Face à ces courants très conservateurs, il y a des Français prêts à assumer et même à promouvoir les facteurs de progrès parce qu’ils considèrent que ces facteurs de progrès sont porteurs d’opportunités de créations de richesses. La mondialisation a permis de sortir de la misère plus d’un milliard d’êtres humains, la concurrence et l’économie de marché incitent à améliorer les performances. La concurrence, c’est parfois compliqué à assumer, mais il faut reconnaître que cela permet d’améliorer les résultats. Les produits, les services sont de meilleurs qualités et parfois moins chers. Enfin, dernier facteur de la modernité, le progrès technologique. Alors, la révolution digitale bouscule l’organisation économique mais qui regrette aujourd’hui l’invention du smartphone ou de l’internet ? Qui regrette l’électricité ou le moteur à explosion ?

Emmanuel Macron est le premier homme politique à prendre en compte que ce clivage n’est pas représenté par les appareils politiques traditionnels.

Deuxième axe, très économique. Emmanuel Macron n’ignore pas le besoin de sécurité, de protection d’autant plus fort que la société française sort très abimée de la crise financière. Mais plutôt que de répondre à ce besoin par un accroissement des barrières de protection, il considère que la meilleure des sécurités, c’est d’avoir un système qui puisse créer des richesses, de la croissance et par conséquent des emplois. Le meilleur rempart contre le chômage, ça n’est pas de multiplier les prestations chômage, c’est évidemment de multiplier les créations d’emplois.

Par conséquent, la priorité des priorités, c’est de débloquer le système économique. Cette priorité n’est évidemment ni de droite, ni de gauche. Le seul problème c’est qu’il doit y avoir en France, des gens qui ont presque intérêt à ce que le chômage ou le non-travail s’installe durablement. Des responsables politiques qui pensent que les robots vont remplacer le travail humain et qu’il faudrait taxer les robots pour financer des revenus sans travail. C’est peut-être de gauche, mais c’est complètement absurde.
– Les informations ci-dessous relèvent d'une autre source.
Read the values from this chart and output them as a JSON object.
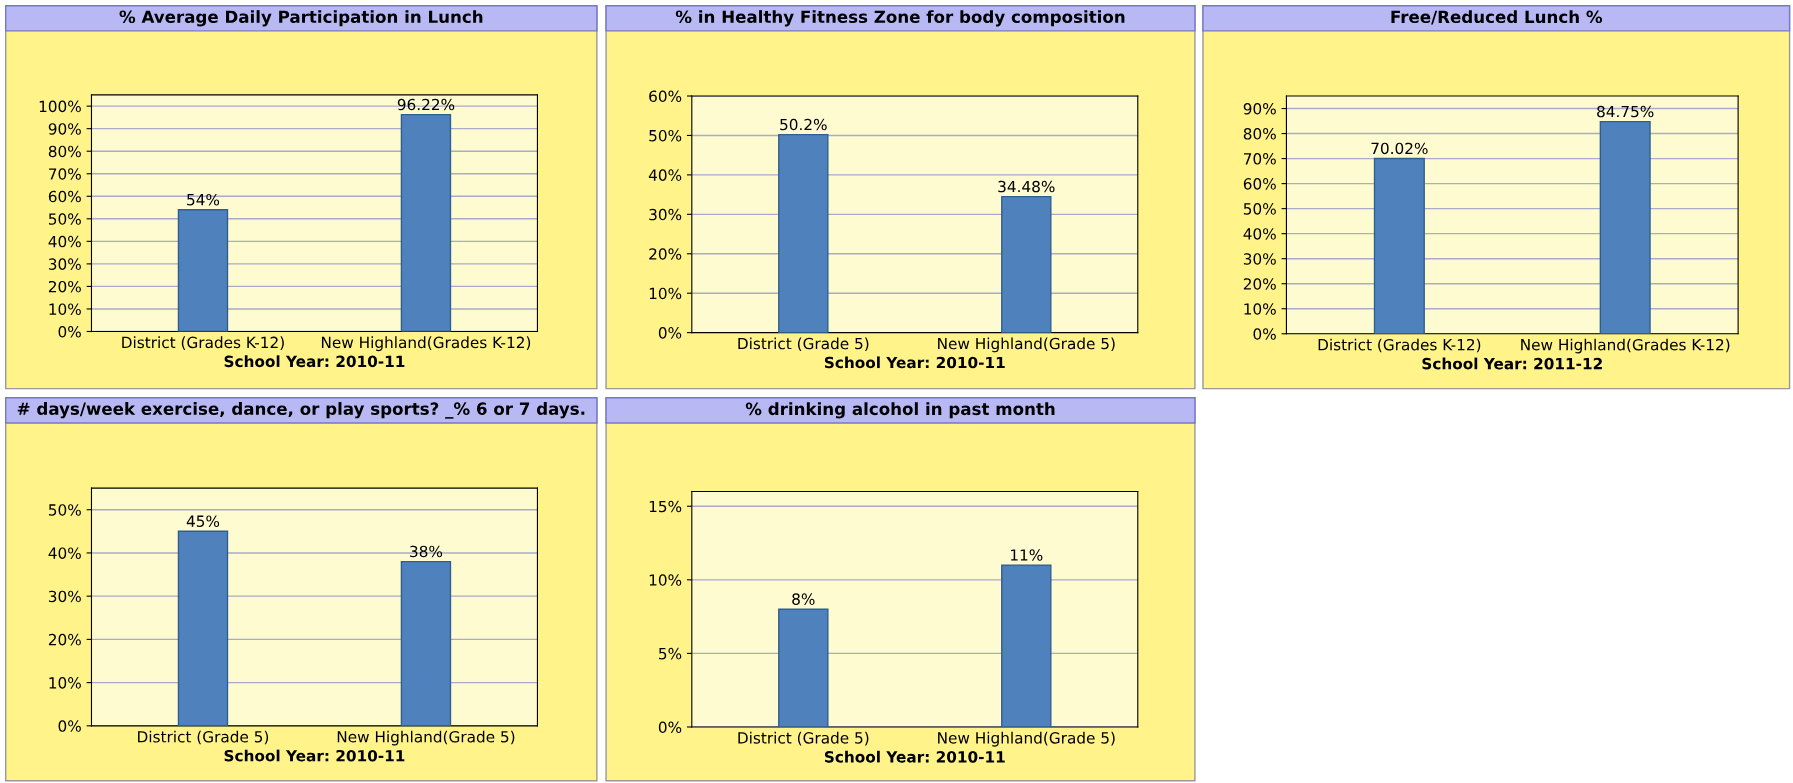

Le troisième axe est évidemment européen. Dans le monde tel qu’il est, mondialisé, globalisé, l‘issue pour un pays moyen comme la France est de participer à une Union européennequi serait plus solidaire, plus fédérale.C’est le seul grand projet qu’il est possible de proposer aux prochaines générations. Ça n’est pas parce que la France récupèrerait sa souveraineté monétaire en sortant de l’euro, qu’elle récupèrerait son indépendance. L’indépendance dépend de sa capacité à rembourser ses dettes. Nous sommes dépendants de ceux qui nous prêtent de l’argent. Comme une entreprise ou une famille dépend de sa banque.

Alors comme la plupart des candidats reconnaissent qu‘ils ne peuvent boucler leur programme qu‘en transgressant les règles européennes, certains d’entre eux disent mêmes qu’ils ne rembourseront plus leurs dettes, ces candidats ne peuvent pas accepter le discours européen d’Emmanuel Macron.

Alors à partir de ce logiciel, Emmanuel Macron va sans doute céder sur certains points aux contraintes du marketing politique, mais sans doute pas trop, si non le logiciel va bugger.

Son problème est ailleurs. Son problème est de trouver une majorité qui puisse voter ses réformes mais pas seulement. Son problème va être aussi de trouver les talents pour gérer les phases de transitions et faire accepter le changement. Sa seuleexpérience gouvernementale, c’est la discussion et le vote de la loi Macron 1. Pas facile. Le projet Macron avait changé de nom. Mais la discussion sur ce qui est devenue la loi El Khomri n’a pas été plus efficace.